Wer versteht diesen Rechts-Pfeil?

Martin Spletter
Ein Rechtsabbieger-Schild weist in die einzige mögliche Richtung, die Heckstraße zu befahren – nur: Das Schild richtet sich nicht an Autofahrer.
Ein Rechtsabbieger-Schild weist in die einzige mögliche Richtung, die Heckstraße zu befahren – nur: Das Schild richtet sich nicht an Autofahrer.
Foto: Martin Spletter
Seit wenigen Tagen sorgt ein neues Verkehrsschild an der Wigstraße in der Werdener Altstadt für Verwirrung. Was es mit diesem Rechtsabbieger auf sich hat.

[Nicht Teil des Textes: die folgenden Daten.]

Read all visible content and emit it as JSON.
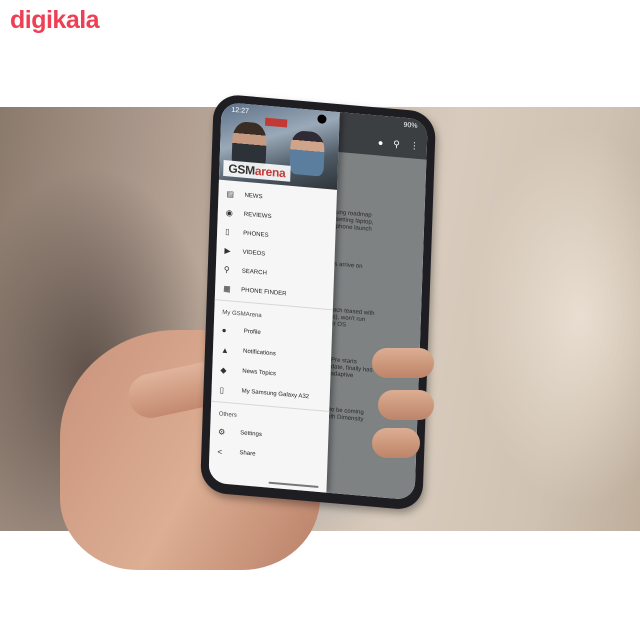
{
  "watermark": {
    "logo_text": "digikala",
    "color": "#ef3f55"
  },
  "phone": {
    "status": {
      "time": "12:27",
      "battery": "90%"
    },
    "app": {
      "brand_prefix": "GSM",
      "brand_suffix": "arena",
      "brand_accent_color": "#c33b36",
      "menu": [
        {
          "label": "NEWS",
          "icon": "news-icon"
        },
        {
          "label": "REVIEWS",
          "icon": "eye-icon"
        },
        {
          "label": "PHONES",
          "icon": "phone-icon"
        },
        {
          "label": "VIDEOS",
          "icon": "play-icon"
        },
        {
          "label": "SEARCH",
          "icon": "search-icon"
        },
        {
          "label": "PHONE FINDER",
          "icon": "finder-icon"
        }
      ],
      "my_section": {
        "title": "My GSMArena",
        "items": [
          {
            "label": "Profile",
            "icon": "person-icon"
          },
          {
            "label": "Notifications",
            "icon": "bell-icon"
          },
          {
            "label": "News Topics",
            "icon": "tag-icon"
          },
          {
            "label": "My Samsung Galaxy A32",
            "icon": "device-icon"
          }
        ]
      },
      "others_section": {
        "title": "Others",
        "items": [
          {
            "label": "Settings",
            "icon": "gear-icon"
          },
          {
            "label": "Share",
            "icon": "share-icon"
          }
        ]
      },
      "background_snippets": [
        "ung roadmap\nsetting laptop,\nphone launch",
        "s arrive on",
        "ach teased with\ns), won't run\nir OS",
        "Pre starts\ndate, finally has\nadaptive",
        "to be coming\nith Dimensity"
      ]
    }
  }
}
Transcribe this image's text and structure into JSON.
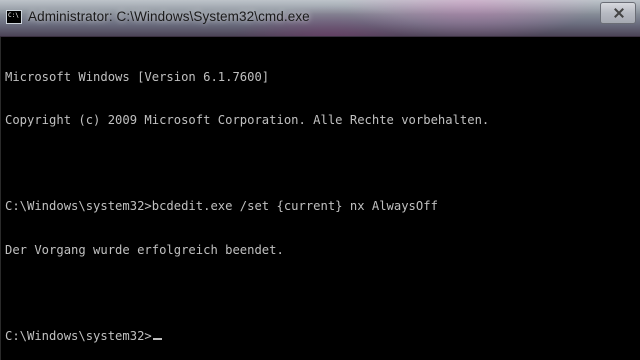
{
  "window": {
    "title": "Administrator: C:\\Windows\\System32\\cmd.exe",
    "icon_label": "C:\\",
    "icon": "cmd-icon",
    "close_icon": "close-icon"
  },
  "console": {
    "lines": [
      "Microsoft Windows [Version 6.1.7600]",
      "Copyright (c) 2009 Microsoft Corporation. Alle Rechte vorbehalten.",
      "",
      "C:\\Windows\\system32>bcdedit.exe /set {current} nx AlwaysOff",
      "Der Vorgang wurde erfolgreich beendet.",
      "",
      "C:\\Windows\\system32>"
    ],
    "text_color": "#c0c0c0",
    "background_color": "#000000"
  }
}
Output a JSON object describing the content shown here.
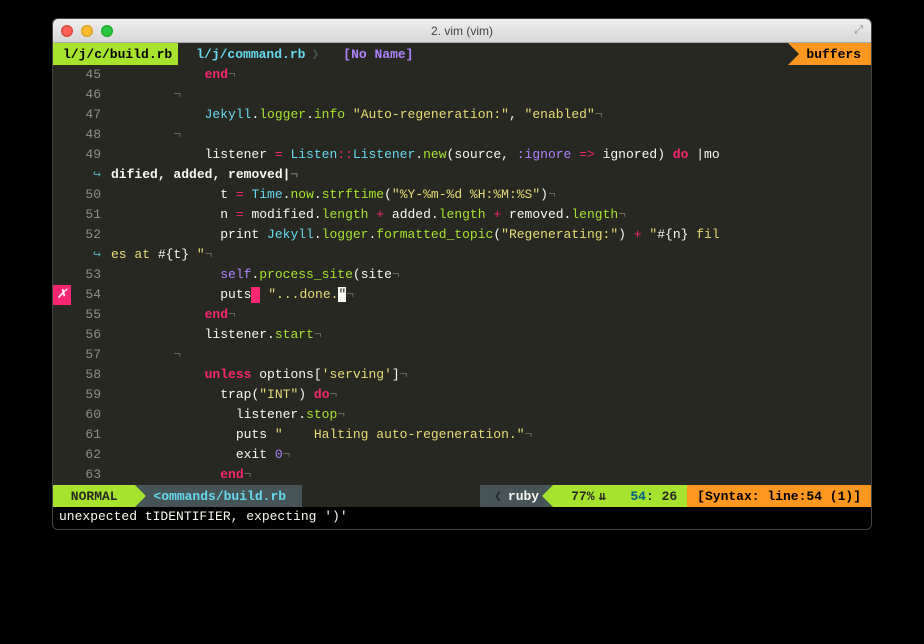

Essen-Werden.  Ein Verkehrsschild mit einem Rechtsabbieger-Pfeil ist vor einigen Tagen an der Wigstraße in Werdens Altstadt angebracht worden. Das löst bei vielen Bürgern Erstaunen aus – denn es steht entgegengesetzt zur zulässigen Fahrtrichtung. Keine zehn Meter entfernt steht das entsprechende Einbahnstraßenschild.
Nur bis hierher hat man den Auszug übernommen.